Islamic seminary in Bahraich, Uttar Pradesh, India

Jamia Arabia Masoodia Noorul Uloom, also known as Noorul Uloom Bahraich, is the oldest Islamic saminary belonging to the Deobandi school of thought in the Bahraich City of the Indian state of Uttar Pradesh.

== History ==
Jamia Arabia Masoodia Noorul Uloom (then Madrasa Arabia Noorul Uloom) was founded in Qazipura, Bahraich, on 1 Dhu al-Qadah 1349 AH (29 March 1931 AD) by Mahfoozur Rahman Nami, after the demise of his father Noor Muhammad Bahraichi, on the suggestion of Khwaja Khalil Ahmad Shah, a freedom fighter and political leader of the Indian Congress Party in Bahraich. At the time of independence, Nami also founded a modern educational institution, Maulana Azad Noorul Uloom High School, now known as Azad Inter College, in Bahraich in 1948 for the promotion and dissemination of contemporary studies.

In January 1937, the seminary established a private school teaching leather goods manufacturing under the name Noorul Uloom for the Economic Development of Underprivileged Muslim Youth, which was also given an annual grant of Rs. 600 by the government through the Department of Industries.

Graduates there are known by the suffix Noori.

=== In the Independence movement ===
The people of this seminary have also participated in the independence movement in India.

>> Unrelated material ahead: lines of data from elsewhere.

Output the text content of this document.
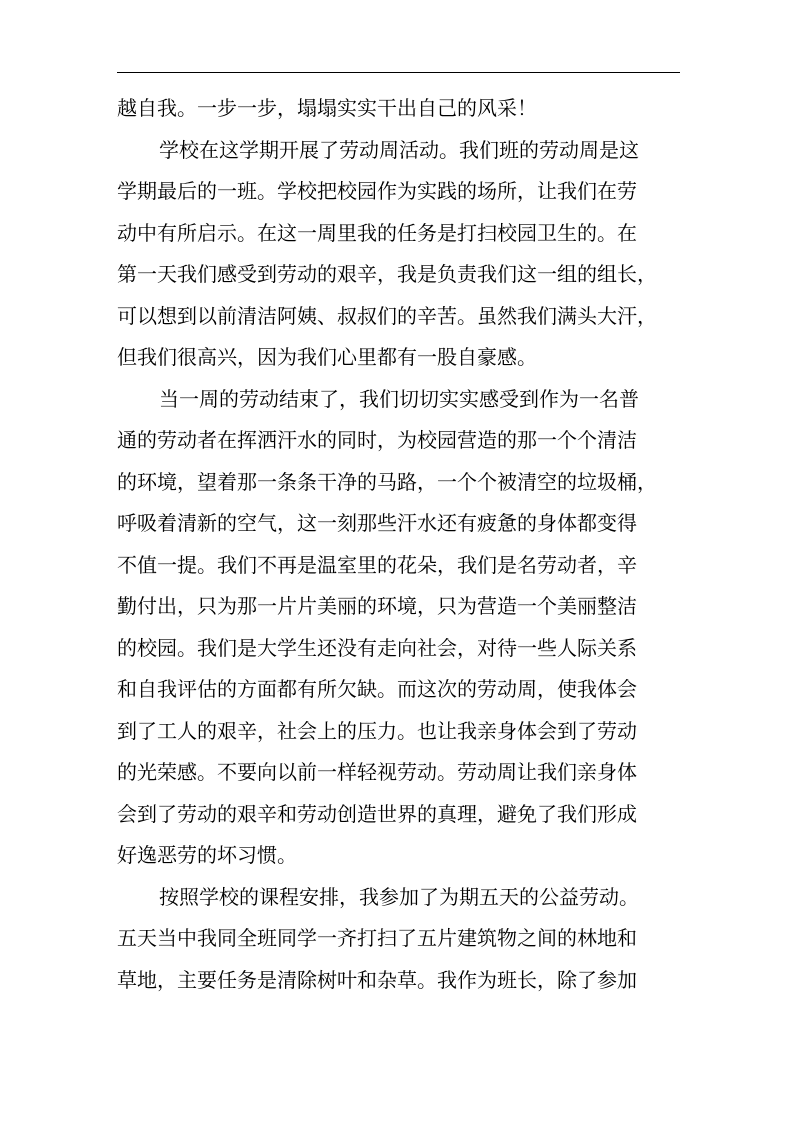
越自我。一步一步，塌塌实实干出自己的风采！
学校在这学期开展了劳动周活动。我们班的劳动周是这
学期最后的一班。学校把校园作为实践的场所，让我们在劳
动中有所启示。在这一周里我的任务是打扫校园卫生的。在
第一天我们感受到劳动的艰辛，我是负责我们这一组的组长，
可以想到以前清洁阿姨、叔叔们的辛苦。虽然我们满头大汗，
但我们很高兴，因为我们心里都有一股自豪感。
当一周的劳动结束了，我们切切实实感受到作为一名普
通的劳动者在挥洒汗水的同时，为校园营造的那一个个清洁
的环境，望着那一条条干净的马路，一个个被清空的垃圾桶，
呼吸着清新的空气，这一刻那些汗水还有疲惫的身体都变得
不值一提。我们不再是温室里的花朵，我们是名劳动者，辛
勤付出，只为那一片片美丽的环境，只为营造一个美丽整洁
的校园。我们是大学生还没有走向社会，对待一些人际关系
和自我评估的方面都有所欠缺。而这次的劳动周，使我体会
到了工人的艰辛，社会上的压力。也让我亲身体会到了劳动
的光荣感。不要向以前一样轻视劳动。劳动周让我们亲身体
会到了劳动的艰辛和劳动创造世界的真理，避免了我们形成
好逸恶劳的坏习惯。
按照学校的课程安排，我参加了为期五天的公益劳动。
五天当中我同全班同学一齐打扫了五片建筑物之间的林地和
草地，主要任务是清除树叶和杂草。我作为班长，除了参加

In connection with the Quit India Movement, Salamatullah Baig Qasmi, a former principal of the madrasa, went to jail. Kaleemullah Noori, a former working rector of the saminary, in his student days, on the instructions of his teachers, joined Mahatma Gandhi's Satyagraha movement in 1941, and in this connection, he had to spend more than a year in the jails of Bahraich and Gonda. He worked under the Quit India Movement in 1942 in order to remain associated with the freedom movement until the independence of India. Both of them were given the title of freedom fighter during the ministry of Indira Gandhi.

== Administration ==
The first rector of the institution was Muhammad Ehsanul Haq and the current rector of the institution is Zubair Ahmad Qasmi.

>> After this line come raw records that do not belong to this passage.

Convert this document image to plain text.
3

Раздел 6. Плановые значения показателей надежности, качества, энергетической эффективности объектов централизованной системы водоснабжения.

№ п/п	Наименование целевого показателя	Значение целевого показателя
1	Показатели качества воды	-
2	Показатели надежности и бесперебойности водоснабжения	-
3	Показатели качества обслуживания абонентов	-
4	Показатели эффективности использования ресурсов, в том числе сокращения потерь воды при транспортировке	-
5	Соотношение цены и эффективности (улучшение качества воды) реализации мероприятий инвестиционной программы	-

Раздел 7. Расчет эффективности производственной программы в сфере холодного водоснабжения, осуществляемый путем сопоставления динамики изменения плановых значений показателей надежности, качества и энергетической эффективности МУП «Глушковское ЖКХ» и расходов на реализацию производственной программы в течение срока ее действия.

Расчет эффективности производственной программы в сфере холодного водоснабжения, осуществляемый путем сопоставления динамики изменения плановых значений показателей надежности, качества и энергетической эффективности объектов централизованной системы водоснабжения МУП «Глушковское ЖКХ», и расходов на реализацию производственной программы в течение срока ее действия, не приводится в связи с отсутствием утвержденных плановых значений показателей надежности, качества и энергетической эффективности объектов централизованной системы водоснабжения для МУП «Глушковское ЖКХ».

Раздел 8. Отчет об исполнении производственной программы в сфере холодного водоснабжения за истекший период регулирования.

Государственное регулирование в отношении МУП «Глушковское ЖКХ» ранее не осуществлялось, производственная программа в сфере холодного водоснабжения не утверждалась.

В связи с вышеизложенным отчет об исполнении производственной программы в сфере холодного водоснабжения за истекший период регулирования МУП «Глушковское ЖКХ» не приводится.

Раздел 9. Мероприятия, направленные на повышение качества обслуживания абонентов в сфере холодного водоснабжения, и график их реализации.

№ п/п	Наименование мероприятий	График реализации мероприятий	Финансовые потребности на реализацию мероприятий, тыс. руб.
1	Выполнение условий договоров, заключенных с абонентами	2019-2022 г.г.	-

Abdul Hafeez Balyawi, the author of the bilingual Arabic-Urdu dictionary Misbahul Lughat and the third editor of Monthly Darul Uloom, was an academic staff member and the warden (ناظر الكلية) of the seminary.

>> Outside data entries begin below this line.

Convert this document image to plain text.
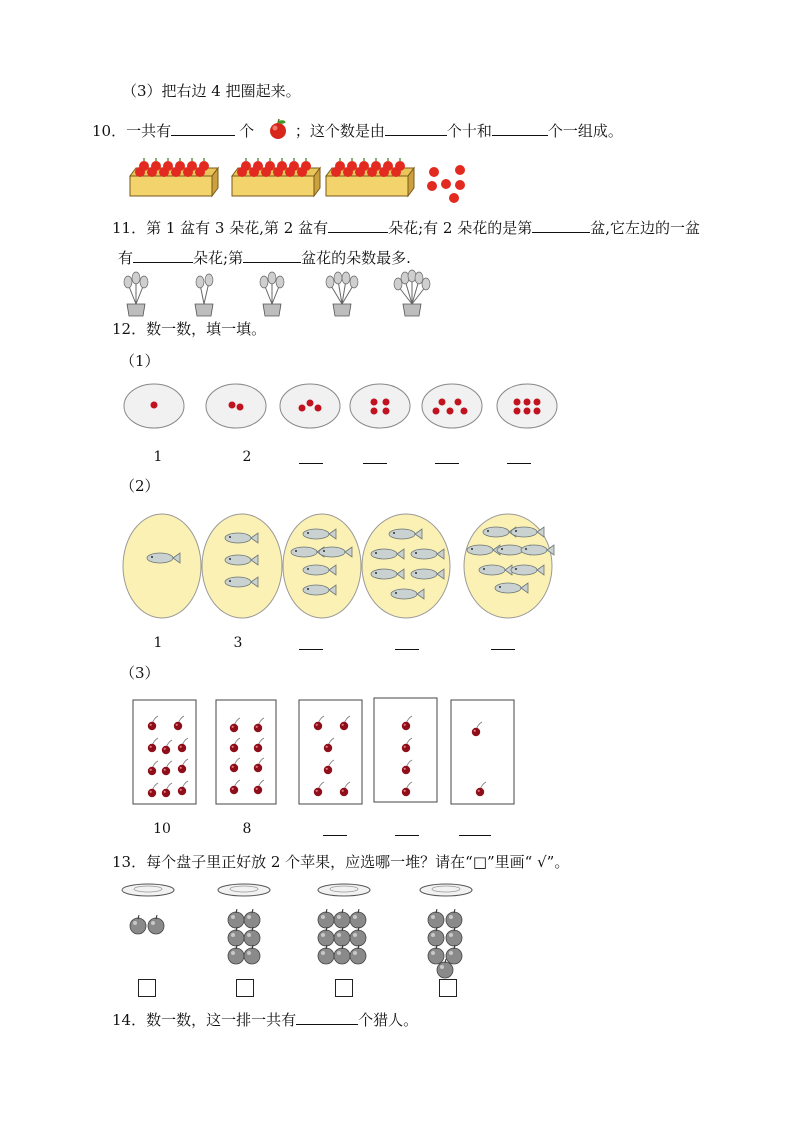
（3）把右边 4 把圈起来。
10．一共有	个	；这个数是由	个十和	个一组成。
11．第 1 盆有 3 朵花,第 2 盆有	朵花;有 2 朵花的是第	盆,它左边的一盆
有	朵花;第	盆花的朵数最多.
12．数一数，填一填。
（1）
1	2
（2）
1	3
（3）
10	8
13．每个盘子里正好放 2 个苹果，应选哪一堆？请在“□”里画“ √”。
14．数一数，这一排一共有	个猎人。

The following is a list of the seminary's rectors, vice rectors, and working rectors.

| Name |  | Term of office |  |
|---|---|---|---|
| 1 | Muhammad Ehsanul Haq | 1931 | September 1945 |
| 2 | Mahfoozur Rahman Nami | September 1945 | February 1946 |
| 3 | Muhammad Ehsanul Haq | February 1946 | September 1954 |
| 4 | Fazl-e-Haq | September 1954 | December 1956 |
| 5 | Muhammad Ehsanul Haq | December 1956 | January 1961 |
| 6 | Muhammad Iftikhar-ul-Haq | January 1961 | January 2008 |
| 7 | Kaleemullah Noori (as vice rector; as working rector); | July 1958; August 1989; | August 1989; May 2000; |
| 8 | Hayatullah Qasmi (as vice rector; as working rector; as rector); | August 1989; June 2000; March 2008; | May 2000; March 2008; January 2018; |
| 9 | Zubair Ahmad Qasmi | January 2018 | "in office" |

== Notable alumni ==
The notable alumni of Jamia Arabia Noorul Uloom, Bahraich, arranged alphabetically by their names:
- Abdur Rahim Bastawi, Teacher at Darul Uloom Deoband
- Abid Ali Salarganji
- Abdul Ali Farooqi, Principal of Darul Uloom Farooqia and Editor of Al-Badr magazine, Kakori, Lucknow
- Abdul Bari Qazipurvi
- Abdul Latif Latif Bahraichi
- Abdul Razzaq Sonipati
- Aziz Ahmad Noori Akbarpurvi
- Ateeque Ahmad Bastawi, Teacher of Hadith and Fiqh, Darul Uloom Nadwatul Ulama, Lucknow
- Habib Ahmad A'ma, Gadri
- Hakim Abu al-Barkat, Kolkata
- Junaid Ahmad Banarasi
- Mohammed Ilyas Barbankavi
- Muhammad Irfan Baig Fakhrpuri
- Muhammad Noman Baig Fakhrpuri
- Muhammad Zakaria Qasmi Sambhali, Sheikhul Hadith, Darul Uloom Nadwatul Ulama, Lucknow
- Muhibb-ur-Rahman Baliyawi
- Mumtaz Ahmad Barabankavi
- Rahat Ali Khan Nanparvi
- Shabbir Ahmad Darbhangvi
- Shakeel Ahmad Sitapuri, Former Teacher at Darul Uloom Deoband

== Publications ==
- Monthly Noorul Uloom, publishing since February 2006.